The DocView architecture is a little different, and seems to be more common for this kind of situation. The model and control are combined into the "doc"; view stays the same. The doc knows how to render itself, and makes calls directly to the view to do so.
Sean Doherty
07-10-2004, 08:28 AM
With an MVC architecture, you'd have something like this:
The "model" should contain the mesh, textures, animation sequences, current location and orientation, current vector, and game specific stuff like damage and ammo.
The "view" is the end result of the rendering pipeline. The API for manipulating the view (OpenGL, D3D, GDI, SDL, etc) is considered part of the view.
The "control" sits in the middle. It makes calls into the model to get the information needed to render, and it makes calls into the view to do the rendering. It can receive calls from the view (event handling). It rarely needs to receive calls from the model. The model and view are completely separated.

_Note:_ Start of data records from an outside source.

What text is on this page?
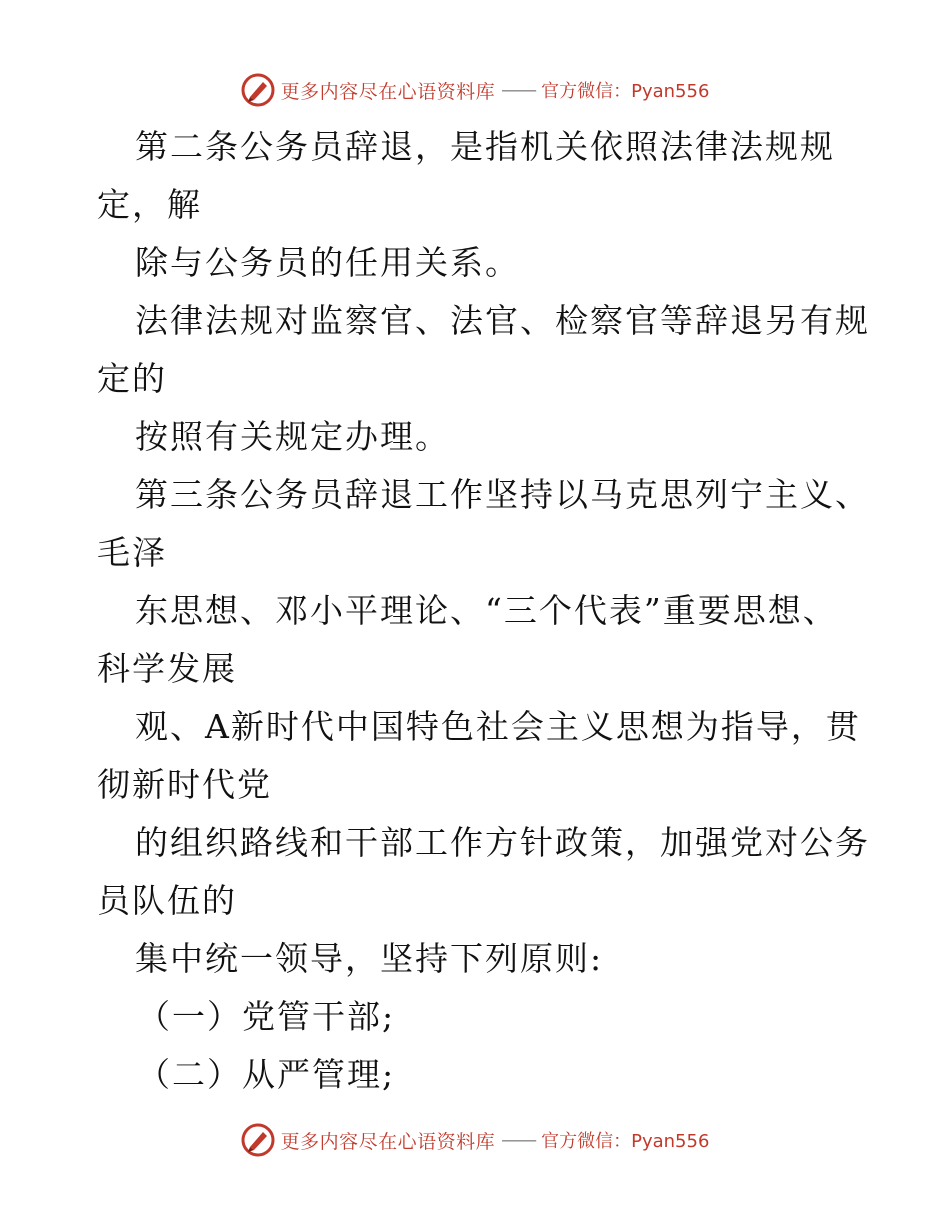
更多内容尽在心语资料库 —— 官方微信：Pyan556
第二条公务员辞退，是指机关依照法律法规规
定，解
除与公务员的任用关系。
法律法规对监察官、法官、检察官等辞退另有规
定的
按照有关规定办理。
第三条公务员辞退工作坚持以马克思列宁主义、
毛泽
东思想、邓小平理论、“三个代表”重要思想、
科学发展
观、A新时代中国特色社会主义思想为指导，贯
彻新时代党
的组织路线和干部工作方针政策，加强党对公务
员队伍的
集中统一领导，坚持下列原则:
（一）党管干部;
（二）从严管理;
更多内容尽在心语资料库 —— 官方微信：Pyan556
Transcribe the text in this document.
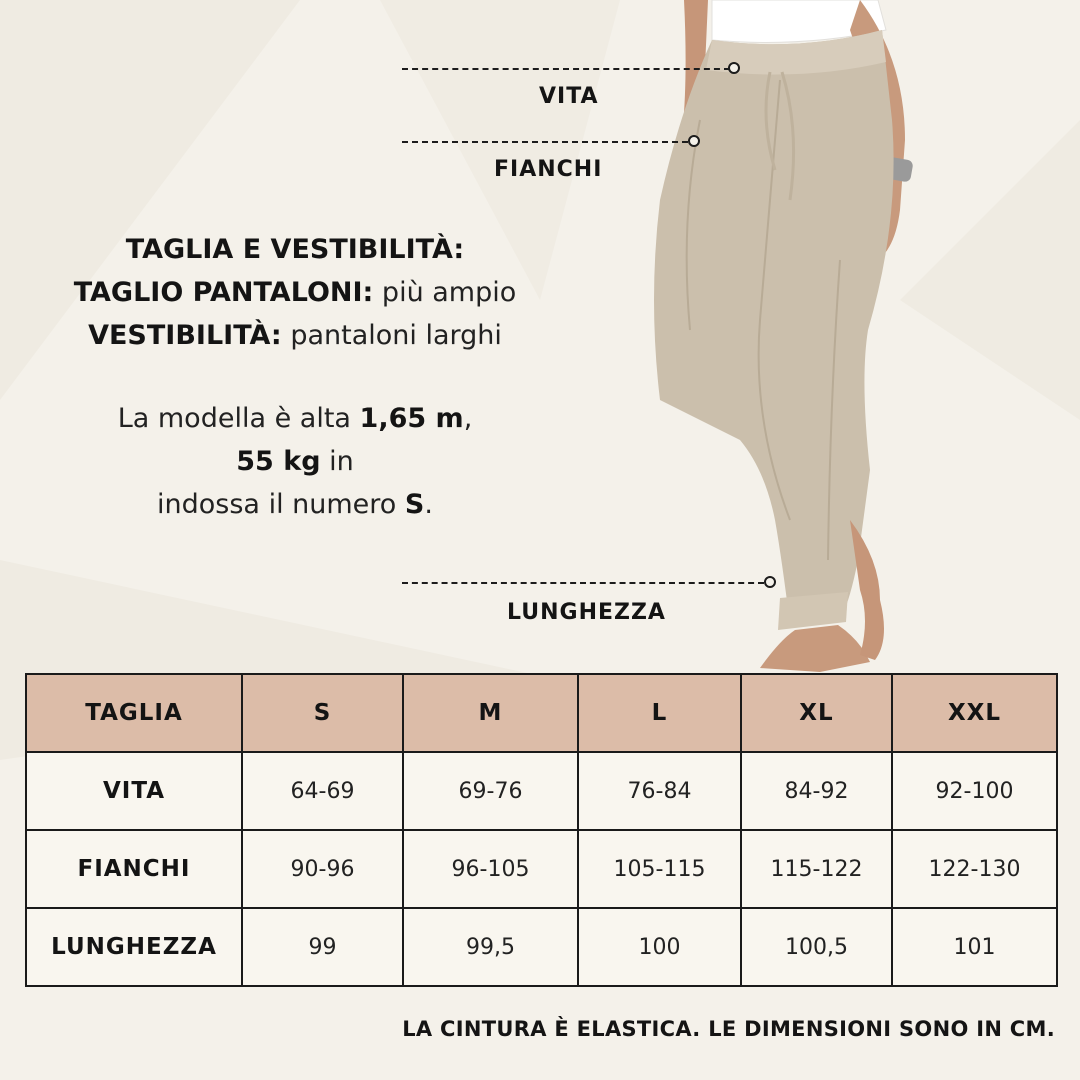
VITA
FIANCHI
LUNGHEZZA
TAGLIA E VESTIBILITÀ:
TAGLIO PANTALONI: più ampio
VESTIBILITÀ: pantaloni larghi
La modella è alta 1,65 m,
55 kg in
indossa il numero S.
TAGLIA	S	M	L	XL	XXL
VITA	64-69	69-76	76-84	84-92	92-100
FIANCHI	90-96	96-105	105-115	115-122	122-130
LUNGHEZZA	99	99,5	100	100,5	101
LA CINTURA È ELASTICA. LE DIMENSIONI SONO IN CM.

I am not sure if you are describing the MVC design pattern; or how you would implement it. I will assume that you are describing your implementation. If you put all put everything from world matrices to vectors to texture to meshes in the model. You won't have any reuse at all out of your model; unless you all your data structures are custom and you use a custom math library.

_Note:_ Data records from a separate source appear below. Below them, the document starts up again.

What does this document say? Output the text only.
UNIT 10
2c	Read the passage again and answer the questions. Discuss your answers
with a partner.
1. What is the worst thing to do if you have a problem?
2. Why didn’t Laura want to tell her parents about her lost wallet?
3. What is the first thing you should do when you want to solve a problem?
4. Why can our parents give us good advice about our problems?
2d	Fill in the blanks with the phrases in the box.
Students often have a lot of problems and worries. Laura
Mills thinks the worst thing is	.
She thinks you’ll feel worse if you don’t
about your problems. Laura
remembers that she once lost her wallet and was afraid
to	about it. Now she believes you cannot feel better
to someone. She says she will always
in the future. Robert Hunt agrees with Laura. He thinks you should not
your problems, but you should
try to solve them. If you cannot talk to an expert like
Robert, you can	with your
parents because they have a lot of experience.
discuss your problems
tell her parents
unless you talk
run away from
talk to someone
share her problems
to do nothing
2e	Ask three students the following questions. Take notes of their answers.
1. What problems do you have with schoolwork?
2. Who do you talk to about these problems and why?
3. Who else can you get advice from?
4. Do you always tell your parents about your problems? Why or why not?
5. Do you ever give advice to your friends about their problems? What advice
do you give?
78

For example, the DiectX D3DXVector3 data structure is part of DirectX; so if it goes in your model you will have to make major changes to the model if your trying to port the code.
Sean Doherty
07-10-2004, 08:30 AM
In my architecture, both the rendering system and the collision system depends on a model system in a lower layer which takes care of loading the file and presenting it to whatever needs the information. Then the renderer and the collision system can use that data in an optimal way.
The reason I did this is because the renderer and the collision system have different needs for what they need to know about the models. (The collision system usually just needs vertex positions while the renderer wants all kinds of data)

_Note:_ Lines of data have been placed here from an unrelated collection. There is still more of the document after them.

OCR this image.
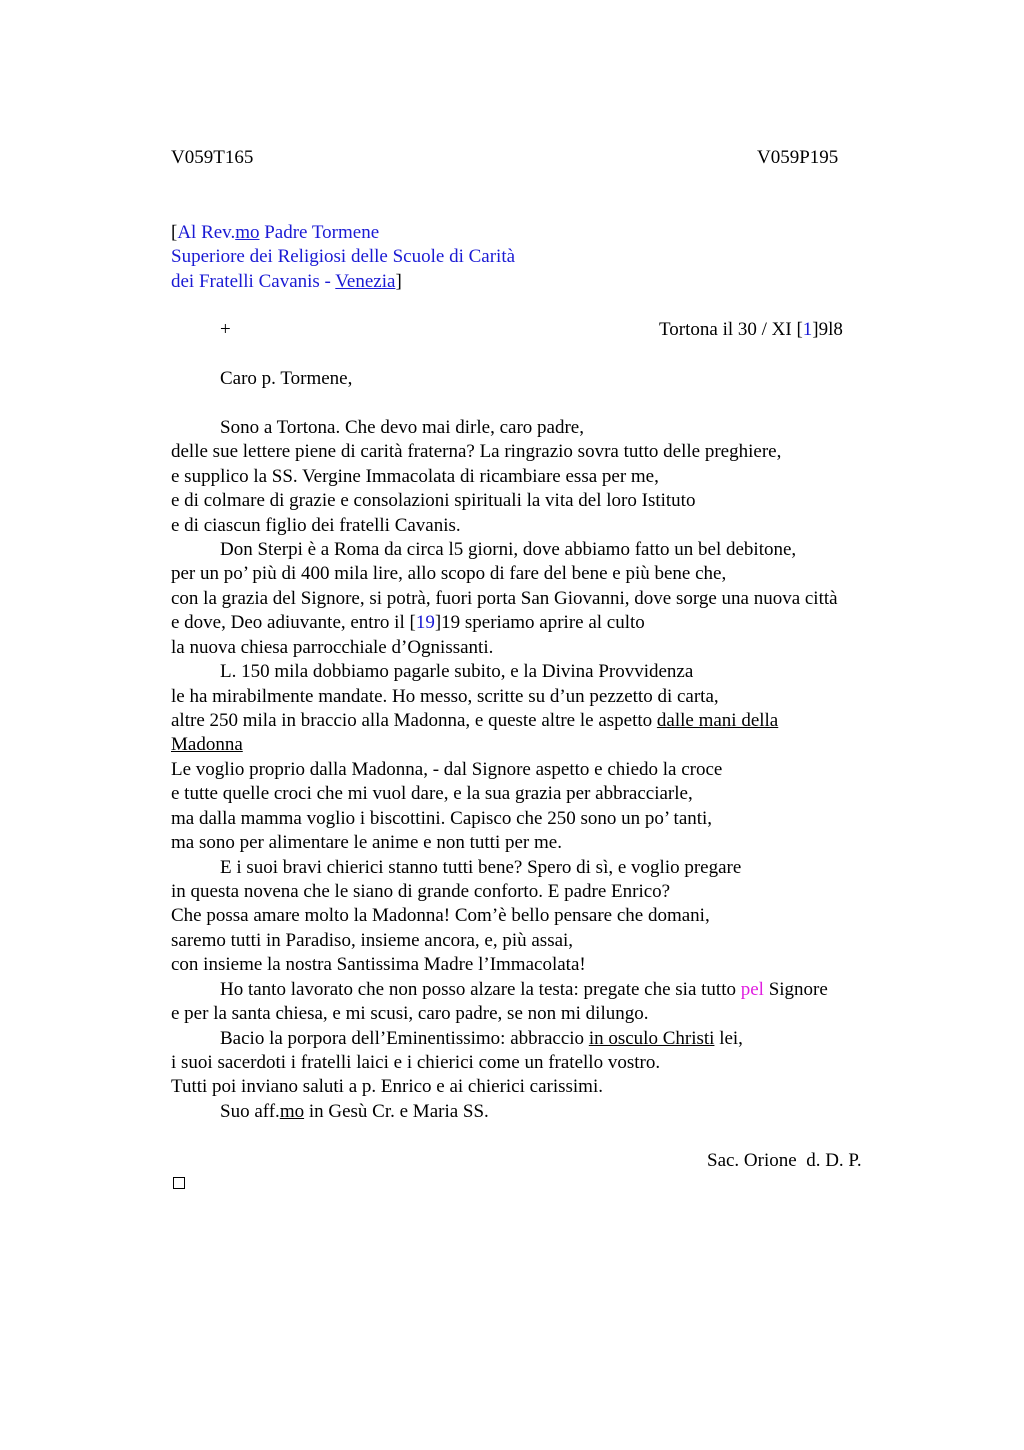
V059T165	V059P195
[Al Rev.mo Padre Tormene
Superiore dei Religiosi delle Scuole di Carità
dei Fratelli Cavanis - Venezia]
+	Tortona il 30 / XI [1]9l8
Caro p. Tormene,
Sono a Tortona. Che devo mai dirle, caro padre,
delle sue lettere piene di carità fraterna? La ringrazio sovra tutto delle preghiere,
e supplico la SS. Vergine Immacolata di ricambiare essa per me,
e di colmare di grazie e consolazioni spirituali la vita del loro Istituto
e di ciascun figlio dei fratelli Cavanis.
Don Sterpi è a Roma da circa l5 giorni, dove abbiamo fatto un bel debitone,
per un po’ più di 400 mila lire, allo scopo di fare del bene e più bene che,
con la grazia del Signore, si potrà, fuori porta San Giovanni, dove sorge una nuova città
e dove, Deo adiuvante, entro il [19]19 speriamo aprire al culto
la nuova chiesa parrocchiale d’Ognissanti.
L. 150 mila dobbiamo pagarle subito, e la Divina Provvidenza
le ha mirabilmente mandate. Ho messo, scritte su d’un pezzetto di carta,
altre 250 mila in braccio alla Madonna, e queste altre le aspetto dalle mani della
Madonna
Le voglio proprio dalla Madonna, - dal Signore aspetto e chiedo la croce
e tutte quelle croci che mi vuol dare, e la sua grazia per abbracciarle,
ma dalla mamma voglio i biscottini. Capisco che 250 sono un po’ tanti,
ma sono per alimentare le anime e non tutti per me.
E i suoi bravi chierici stanno tutti bene? Spero di sì, e voglio pregare
in questa novena che le siano di grande conforto. E padre Enrico?
Che possa amare molto la Madonna! Com’è bello pensare che domani,
saremo tutti in Paradiso, insieme ancora, e, più assai,
con insieme la nostra Santissima Madre l’Immacolata!
Ho tanto lavorato che non posso alzare la testa: pregate che sia tutto pel Signore
e per la santa chiesa, e mi scusi, caro padre, se non mi dilungo.
Bacio la porpora dell’Eminentissimo: abbraccio in osculo Christi lei,
i suoi sacerdoti i fratelli laici e i chierici come un fratello vostro.
Tutti poi inviano saluti a p. Enrico e ai chierici carissimi.
Suo aff.mo in Gesù Cr. e Maria SS.
Sac. Orione  d. D. P.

I heard other people mention this approach; can you clarify it with a small diagram?
Siebharinn
07-10-2004, 08:58 AM
- Sean Doherty -
I am not sure if you are describing the MVC design pattern; or how you would implement it.
I was describing both, using 3D stuff as an example. In the "general" sense, the model should contain data, the control should contain logic for manipulating the data and the view should be responsible for presenting the data. The view and the model should be completely separate.
- Sean Doherty -
For example, the DiectX D3DXVector3 data structure is part of DirectX; so if it goes in your model you will have to make major changes to the model if your trying to port the code.
Well, you're right, putting D3DXVector3 in your model tightly couples the model to DirectX. And if you want to stay platform-neutral, that's a bad thing. That's not a problem with MVC, that's a problem with the data that you're putting into your model. If portability is an issue, then don't use D3DXVector3, use something else. Create your own vector class that wraps D3DXVector3.
dreeze
07-10-2004, 06:56 PM
I heard other people mention this approach; can you clarify it with a small diagram?
// ModelData is known by both the render and collision system
struct ModelData
{
vector<ModelVertex> vertices;
vector<unsigned short> indices;
..
more data here which the model can contain
..
};
// The render and collision system retrieve the data through this interface
class ModelCache
{
public:
const ModelData *GetModel(const std::string &name);
};
// Example of how the render and collision systems gets the model data
class RenderObject
{
public:
RenderObject(const ModelData *md);
private:
VertexBuffer *m_vb;
..
..
};
class CollisionObject
{
public:
CollisionObject(const ModelData *md);
};
Then each system can either use the data directly or copy it to an optimized format (into a vertex buffer for example). Did this clear things up?